U.S. SEC Commissioner defends proposal on shareholder voting rules
WASHINGTON (Reuters) – A top official at the U.S. Securities and Exchange Commission on Thursday defended an agency shareholder voting proposal amid “misconception” received from the SEC’s public consultation process over new limits to vote on thorny issues like climate change disclosure and executive pay.
FILE PHOTO: Commissioner Elad Roisman participates in a U.S Securities and Exchange Commission open meeting to propose changing its decades-old definition of an “accredited investor” in order to allow more Americans to buy shares in private companies, in Washington, U.S., December 18, 2019. REUTERS/Erin Scott/File Photo
SEC Commissioner Elad Roisman, the lead commissioner on the agency’s long-awaited proxy proposal that seeks to change how investors hold companies accountable, said that he is “open to changing his mind” on the direction of the corporate governance measure, but after addressing what he sees as unhelpful comments.
“I have seen many generalities, recycled comment letters…suggesting dissatisfaction based entirely on misinformation,” Roisman, the Republican-appointed commissioner, told a law school audience in Washington.
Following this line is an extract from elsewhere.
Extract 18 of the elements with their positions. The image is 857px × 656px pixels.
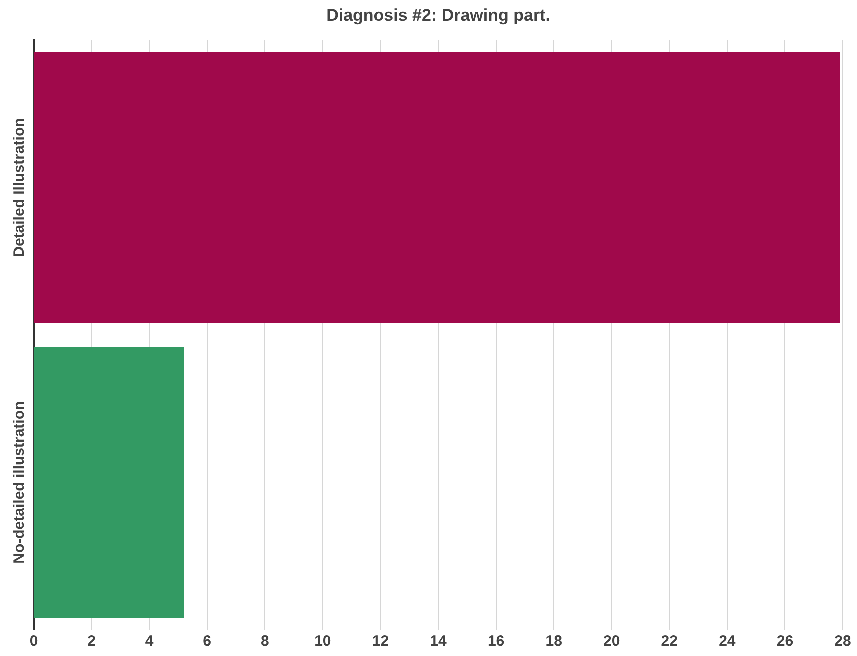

Some of the so-called misconceptions included the view that the SEC is “suppressing shareholder votes” and that the agency’s rules may “compromise the independence of proxy firms,” Roisman said.
Roisman said it is a myth to say the agency’s effort on proxy modernization agenda is driven by corporate interests.
“No one commenter or group of market participants dictates the agency’s agenda or approach to an issue. We receive input from and listened to the concerns of all market participants and the public,” Roisman said.
The SEC official’s Thursday comments come after the agency voted in November 2019 to end shareholder proposals that appear on corporate ballots with diminishing levels of support.
Democrat Commissioner Rob Jackson said on Thursday: “Our proposals in this area are just that—proposals—and Commissioner Roisman’s commitment to continued deep, thoughtful engagement on these difficult policy questions is in the best tradition of the SEC and shows how important the market’s input will be to any final rules in this area.”
The proposal, which was subject to a period of public consultation, also required proxy adviser firms to give companies two chances to review their recommendations before they are sent to shareholders.
Industry groups, like the U.S. Chamber of Commerce, praised the SEC’s move to propose rules in this space.
Earlier in August, the SEC issued a related but separate guidance that aimed to clarify how investors and firms that vote on their behalf should cast their ballots in corporate elections.
Proxy adviser ISS said it worried that this related measure may diminish investors’ voting rights and constrain shareholders’ ability to hold corporations accountable.
“I have aimed to dispel myths…and I remain hopeful that, as we progress through the comment period, we will receive feedback on the specifics of the proposals which will help us to determine how—not if—to move forward,” Roisman said.